Elevator operator Betty Lou Oliver was thrown from her elevator car on the 80th floor and suffered severe burns. First aid workers placed her on another elevator car to transport her to the ground floor, but the cables supporting that elevator had been damaged in the incident, and it fell 75 stories, ending up in the basement.[13] Oliver survived the fall due to the softening cushion of air created by the falling elevator car within this elevator shaft; however, she had suffered a broken pelvis, back and neck when rescuers found her amongst the rubble.[14] This remains the world record for the longest survived elevator fall.
Tldr; she lived till 74 and had a family and children, so it looks like it all worked out after nearly dying two or three times from the crash/burn/elevator crash.

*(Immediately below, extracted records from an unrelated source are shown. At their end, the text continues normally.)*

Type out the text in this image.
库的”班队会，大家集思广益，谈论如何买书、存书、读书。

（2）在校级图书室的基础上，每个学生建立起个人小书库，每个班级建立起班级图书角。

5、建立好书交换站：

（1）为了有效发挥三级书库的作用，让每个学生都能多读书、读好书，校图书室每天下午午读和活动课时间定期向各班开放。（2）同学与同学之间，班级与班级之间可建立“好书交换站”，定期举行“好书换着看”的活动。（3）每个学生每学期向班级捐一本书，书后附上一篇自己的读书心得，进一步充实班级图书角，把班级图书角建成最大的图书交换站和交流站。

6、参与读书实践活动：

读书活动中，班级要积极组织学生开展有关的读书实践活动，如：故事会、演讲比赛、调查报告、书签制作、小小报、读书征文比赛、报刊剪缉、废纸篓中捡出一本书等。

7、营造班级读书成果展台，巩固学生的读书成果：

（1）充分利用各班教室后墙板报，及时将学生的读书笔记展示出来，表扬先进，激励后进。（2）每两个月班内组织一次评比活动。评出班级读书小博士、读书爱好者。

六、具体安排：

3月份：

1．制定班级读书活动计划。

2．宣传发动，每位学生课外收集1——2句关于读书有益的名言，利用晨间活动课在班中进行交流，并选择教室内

Betty had a shit fucking day.
That’s like one of my worst fears
Being thrown from an elevator or elevator falling 75 stories or airplane hitting the building?
Yes
Record setting go-getter
Especially bad when you consider the elevator shouldn’t have fallen in the first place.
Elisha Otis invented his automatic elevator brakes in 1853 – designed to instantly stop cars from falling if the cables snap … and the Empire State Building used Otis safety elevators.
Given how dead simple and reliable the safety mechanism is, something must have gone horrible wrong.
A bit more on Betty and the incident:
https://www.guinnessworldrecords.com/news/2023/10/how-an-elevator-attendant-survived-a-1-000-ft-fall-down-the-empire-state-building-759670
Tldr; she lived till 74 and had a family and children, so it looks like it all worked out after nearly dying two or three times from the crash/burn/elevator crash.